= Gaeton Fonzi =

Investigative journalist and JFK assassination researcher (1935–2012)

Gaeton Fonzi (October 10, 1935 – August 30, 2012) was an American investigative journalist and author known for his work on the assassination of John F. Kennedy. He was a reporter and editor for Philadelphia magazine from 1959 to 1972, and contributed to a range of other publications, including The New York Times and Penthouse. He was hired as a researcher in 1975 by the Church Committee and by the House of Representatives Select Committee on Assassinations (HSCA) in 1977, and in 1993 published a book on the subject, The Last Investigation, detailing his experiences as a Congressional researcher as well as his conclusions about the JFK assassination.

==Background==
Fonzi was born Gaetano Fonzi to Leonora and Gaetano Fonzi, a barber, in Philadelphia on October 10, 1935; he later shortened his first name. He grew up in West New York, New Jersey. He studied journalism at the University of Pennsylvania and edited its daily newspaper, The Daily Pennsylvanian.

==Career==
Fonzi began his journalism career at the Delaware County Daily Times, before moving to Philadelphia magazine after serving in the army.

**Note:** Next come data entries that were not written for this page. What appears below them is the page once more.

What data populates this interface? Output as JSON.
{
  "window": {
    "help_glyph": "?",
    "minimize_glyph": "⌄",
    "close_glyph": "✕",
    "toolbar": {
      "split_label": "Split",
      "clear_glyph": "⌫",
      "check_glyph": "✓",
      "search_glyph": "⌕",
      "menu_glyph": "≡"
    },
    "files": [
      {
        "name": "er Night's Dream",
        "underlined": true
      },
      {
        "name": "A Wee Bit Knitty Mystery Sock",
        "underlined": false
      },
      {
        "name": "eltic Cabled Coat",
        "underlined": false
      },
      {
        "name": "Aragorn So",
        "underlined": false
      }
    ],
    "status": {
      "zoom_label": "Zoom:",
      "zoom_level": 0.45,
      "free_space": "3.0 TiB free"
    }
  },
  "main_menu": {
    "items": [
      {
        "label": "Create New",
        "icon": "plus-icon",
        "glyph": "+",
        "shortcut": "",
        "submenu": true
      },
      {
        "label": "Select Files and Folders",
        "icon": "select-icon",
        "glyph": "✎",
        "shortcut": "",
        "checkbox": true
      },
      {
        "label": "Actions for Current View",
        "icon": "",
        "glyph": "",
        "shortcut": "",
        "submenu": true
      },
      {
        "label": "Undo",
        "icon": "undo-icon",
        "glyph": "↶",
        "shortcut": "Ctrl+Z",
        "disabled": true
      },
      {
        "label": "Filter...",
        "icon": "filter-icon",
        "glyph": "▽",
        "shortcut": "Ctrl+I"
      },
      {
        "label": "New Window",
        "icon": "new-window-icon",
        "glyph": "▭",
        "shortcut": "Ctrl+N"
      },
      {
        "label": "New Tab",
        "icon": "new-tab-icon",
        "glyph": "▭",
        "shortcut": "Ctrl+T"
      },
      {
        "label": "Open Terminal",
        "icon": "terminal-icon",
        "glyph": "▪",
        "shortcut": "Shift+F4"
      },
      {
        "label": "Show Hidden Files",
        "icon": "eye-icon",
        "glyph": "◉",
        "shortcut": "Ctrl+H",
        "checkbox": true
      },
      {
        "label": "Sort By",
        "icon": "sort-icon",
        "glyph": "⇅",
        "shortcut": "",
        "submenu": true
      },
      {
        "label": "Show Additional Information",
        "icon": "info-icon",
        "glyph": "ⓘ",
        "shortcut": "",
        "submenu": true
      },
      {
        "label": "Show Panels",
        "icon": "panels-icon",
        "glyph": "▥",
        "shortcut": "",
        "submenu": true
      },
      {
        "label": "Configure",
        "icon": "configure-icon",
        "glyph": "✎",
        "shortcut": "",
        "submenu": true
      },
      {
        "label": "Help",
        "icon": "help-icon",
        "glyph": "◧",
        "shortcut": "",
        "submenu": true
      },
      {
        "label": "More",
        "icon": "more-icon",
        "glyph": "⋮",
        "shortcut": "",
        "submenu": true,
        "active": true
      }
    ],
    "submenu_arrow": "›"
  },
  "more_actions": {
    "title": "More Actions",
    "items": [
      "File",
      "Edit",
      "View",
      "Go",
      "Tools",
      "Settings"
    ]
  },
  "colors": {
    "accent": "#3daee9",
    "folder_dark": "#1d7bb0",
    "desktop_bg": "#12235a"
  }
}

In 1966 he interviewed Arlan Specter of the Warren Commission, who had pioneered the single-bullet theory. In 1967, following a three-year investigation, Fonzi co-authored a Philadelphia magazine article exposing the activities of Harry Karafin, an award-winning American investigative journalist associated with The Philadelphia Inquirer who sought and accepted payment from potential reporting subjects in order to avoid negative coverage. Karafin was fired and then convicted on 40 counts of blackmail and corrupt solicitation.

In 1970, Fonzi published a book about Walter Annenberg and his publishing empire, which included The Philadelphia Inquirer. In 1972, having helped Philadelphia to its first National Magazine Award, Fonzi left Philadelphia and moved to Miami, where he worked on Miami Monthly and Gold Coast magazines.

In 1975, he was hired by Senator Richard Schweiker as a researcher for the Church Committee into the activities of U.S. intelligence agencies, and in 1977 he was hired as a researcher for the House of Representatives Select Committee on Assassinations (HSCA). According to The New York Times, Fonzi was recruited as an investigator for the HSCA "mainly on the strength of scathing magazine critiques he had written about the Warren Commission and its conclusion that Lee Harvey Oswald had acted alone in killing the president in Dallas on Nov. 22, 1963."

In his work for the HSCA, Fonzi focused on the role of Cuban exile groups and the links those groups had with the Central Intelligence Agency (CIA) and the Mafia. He obtained testimony from Antonio Veciana that the latter once saw his CIA contact, whom Fonzi established was David Atlee Phillips, conferring with Lee Harvey Oswald. In the course of Fonzi’s research, he attempted to interview Oswald's friend George de Mohrenschildt on March 31, 1977; hours later, de Mohrenschildt was dead, an apparent suicide.

In 1980, Fonzi published an article in The Washingtonian on the JFK assassination. The article aroused enough interest from the CIA for it to investigate whether Fonzi had breached his 1978 non-disclosure agreement with the CIA, which he had signed in order to gain access to classified files (it concluded that Fonzi had not). The article later formed the basis for his 1993 book, The Last Investigation. In 2012, The New York Times said of The Last Investigation that "historians and researchers consider Mr. Fonzi's book among the best of the roughly 600 published on the Kennedy assassination, and credit him with raising doubts about the government’s willingness to share everything it knew."

He was interviewed for the 1988 Jack Anderson documentary American Expose: Who Killed JFK?.

==Publications==
===Books===
- Annenberg: A Biography of Power. New York: Weybright and Talley (1970). .
  - UK edition: Annenberg: Ambassador Extraordinary. London: Blond (1979).
- The Last Investigation. New York: Thunder's Mouth Press (1993). .
  - Later editions include a foreword by Marie Fonzi (2013) and afterword by Dick Russell (2018).

===Articles===
- "This Town for Hire." Philadelphia (1968), pp. 52-63. Photos by Francis Laping. .
- "Plutocrats at Sea: The Robber Barons Could Teach Today's Tycoons about Shipping Out in Style," with Christopher Gray. Avenue (1990).